2018 Albert Crewe Award
Max Planck Institute for Solid State Research
Timothy J. Pennycook is a research scientist at the Max Planck Institute for Solid State Research in Stuttgart, Germany, working to develop new techniques in aberration corrected scanning transmission electron microscopy (STEM). He received his PhD in Physics from Vanderbilt University in 2012, combining density functional theory with STEM to investigate materials, uncovering the origin of colossal ionic conductivity in yttria-stabilized zirconia and, using dynamic STEM imaging, revealing the origin of white light emission from ultrasmall CdSe nanoclusters. As a Research Fellow with the University of Oxford, based at the SuperSTEM laboratory in Daresbury, he developed 3D spectroscopic imaging with optical sectioning, quantification of the atomic scale dynamics involved in solid state phase changes, and a new method of high efficiency ptychography for phase contrast imaging.

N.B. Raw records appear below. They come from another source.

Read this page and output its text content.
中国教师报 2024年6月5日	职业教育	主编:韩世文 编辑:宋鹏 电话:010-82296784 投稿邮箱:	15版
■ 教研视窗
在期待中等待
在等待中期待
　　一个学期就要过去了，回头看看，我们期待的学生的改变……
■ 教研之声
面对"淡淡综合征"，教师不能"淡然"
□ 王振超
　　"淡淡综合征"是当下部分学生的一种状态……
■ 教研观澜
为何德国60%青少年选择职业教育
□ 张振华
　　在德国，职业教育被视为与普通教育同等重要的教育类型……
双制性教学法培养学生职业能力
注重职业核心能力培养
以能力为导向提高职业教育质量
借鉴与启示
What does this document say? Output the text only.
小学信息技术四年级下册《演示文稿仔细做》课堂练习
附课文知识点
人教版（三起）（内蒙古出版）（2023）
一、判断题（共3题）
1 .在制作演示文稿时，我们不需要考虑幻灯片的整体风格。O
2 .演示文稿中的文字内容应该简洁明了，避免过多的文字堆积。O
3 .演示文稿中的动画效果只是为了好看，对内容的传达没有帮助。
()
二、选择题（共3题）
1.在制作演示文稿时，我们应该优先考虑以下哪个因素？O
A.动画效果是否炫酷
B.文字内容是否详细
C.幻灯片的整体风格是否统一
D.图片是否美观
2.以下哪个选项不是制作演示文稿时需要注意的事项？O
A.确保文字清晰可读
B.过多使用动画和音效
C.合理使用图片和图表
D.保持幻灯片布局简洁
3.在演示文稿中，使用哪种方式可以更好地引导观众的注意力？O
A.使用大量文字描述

In 2014 Pennycook joined the Faculty of Physics, University of Vienna, using STEM to study 2D materials, and in 2015 was awarded a Marie-Sklodowska-Curie Individual Fellowship to continue his research into ptychography. He has shown that electron ptychography offers not only the highest efficiency imaging in STEM, but also gives double resolution and much greater robustness to temporal incoherence than high resolution transmission electron microscopy, revealing a new route to low dose imaging of beam sensitive materials. In 2017 he moved to Stuttgart to further develop these techniques.